Transformer Inference · Instrument 00 · Primer

From text to the next word

A language model does one thing: predict the next token. But the path from your words to that prediction runs through a remarkable machine — text becomes numbers, numbers become vectors, vectors trade information through attention, refine across dozens of layers, and finally collapse into a single guess. This is that forward pass, end to end, plus the backward pass that taught the machine in the first place.

01Tokenization: text becomes pieces

A model can't read letters — it reads tokens, chunks of text drawn from a fixed vocabulary. Common words are single tokens; rarer ones split into subwords. Each token is just an integer ID, an index into the vocabulary.

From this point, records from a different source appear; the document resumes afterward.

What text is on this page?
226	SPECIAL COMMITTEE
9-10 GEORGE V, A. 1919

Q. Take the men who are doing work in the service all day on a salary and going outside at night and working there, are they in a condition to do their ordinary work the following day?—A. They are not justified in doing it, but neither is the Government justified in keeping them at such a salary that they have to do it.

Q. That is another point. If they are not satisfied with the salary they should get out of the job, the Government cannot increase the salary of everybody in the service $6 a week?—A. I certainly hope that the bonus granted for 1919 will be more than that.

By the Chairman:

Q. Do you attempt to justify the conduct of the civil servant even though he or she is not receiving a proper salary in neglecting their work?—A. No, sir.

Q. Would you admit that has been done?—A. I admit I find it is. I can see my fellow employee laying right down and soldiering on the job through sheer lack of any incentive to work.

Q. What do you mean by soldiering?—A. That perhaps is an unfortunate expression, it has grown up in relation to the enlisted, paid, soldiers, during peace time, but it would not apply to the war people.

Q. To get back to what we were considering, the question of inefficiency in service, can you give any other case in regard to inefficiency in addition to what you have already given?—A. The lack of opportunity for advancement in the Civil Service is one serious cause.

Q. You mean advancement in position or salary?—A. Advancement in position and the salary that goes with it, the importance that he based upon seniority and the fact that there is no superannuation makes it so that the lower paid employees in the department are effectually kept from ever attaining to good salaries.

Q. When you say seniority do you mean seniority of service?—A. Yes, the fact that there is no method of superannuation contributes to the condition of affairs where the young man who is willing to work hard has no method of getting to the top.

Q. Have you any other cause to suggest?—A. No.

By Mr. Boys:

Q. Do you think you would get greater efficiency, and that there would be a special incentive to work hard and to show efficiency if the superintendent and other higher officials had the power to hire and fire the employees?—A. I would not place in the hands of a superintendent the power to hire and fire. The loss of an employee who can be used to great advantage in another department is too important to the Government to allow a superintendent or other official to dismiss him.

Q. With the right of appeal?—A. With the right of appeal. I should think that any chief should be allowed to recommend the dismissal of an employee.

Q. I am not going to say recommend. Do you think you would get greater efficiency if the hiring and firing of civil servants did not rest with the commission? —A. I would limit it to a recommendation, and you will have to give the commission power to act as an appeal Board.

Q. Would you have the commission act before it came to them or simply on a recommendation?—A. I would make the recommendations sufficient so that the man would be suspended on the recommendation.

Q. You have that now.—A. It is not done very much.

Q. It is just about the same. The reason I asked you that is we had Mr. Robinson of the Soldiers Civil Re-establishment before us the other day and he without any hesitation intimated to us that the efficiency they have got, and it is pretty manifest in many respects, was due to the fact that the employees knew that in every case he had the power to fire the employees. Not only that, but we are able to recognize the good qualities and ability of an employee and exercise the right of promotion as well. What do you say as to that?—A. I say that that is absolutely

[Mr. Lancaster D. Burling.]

A sentence split into tokens — note how Transformers breaks into pieces. Each gets an ID.

02Embeddings: pieces become meaning

Each token ID is looked up in a table, becoming a vector — a list of numbers, a point in a high-dimensional space. The model learns to place related meanings near each other, so much so that directions carry meaning: the step from man to woman is the same step as king to queen.

Words as points. king − man + woman lands right on queen — meaning encoded as geometry.

03Attention: pieces share context

A word's meaning depends on its neighbors — "bank" by a river isn't "bank" with money. Attention lets every token look at every other and pull in what's relevant, weighting each by how much it matters. Those weights always sum to one: a token spends its full attention, distributed.

The current token attends to all others; arc thickness is the weight. Each token gathers its context.

04Layers: meaning gets refined

The vectors flow upward through a stack of identical layers, each one running attention and a small neural network, each writing its result back into a shared residual stream. Information accumulates: early layers catch grammar, later ones catch sense. Modern models stack dozens to hundreds.

A vector rising through layers — each adds attention and MLP contributions to the residual stream.

05The output: a guess at the next token

At the top, the final vector is projected onto the whole vocabulary, scoring every possible next token — the logits. A softmax turns those scores into probabilities that sum to one, and the model samples one. That token is appended, and the whole process runs again for the next.

Logits → softmax → probabilities → pick. "The cat sat on the ___" resolves to its likeliest continuation.

06The reverse pass: how it learned

None of this works until the weights are right — and they start random. During training the model predicts, measures how wrong it is with a loss, then sends that error backward through every layer, nudging each weight in the direction that reduces it. Repeat across trillions of tokens and the machine above emerges.

Gradients flow backward; weights step downhill; the loss falls. This is gradient descent — learning, made mechanical.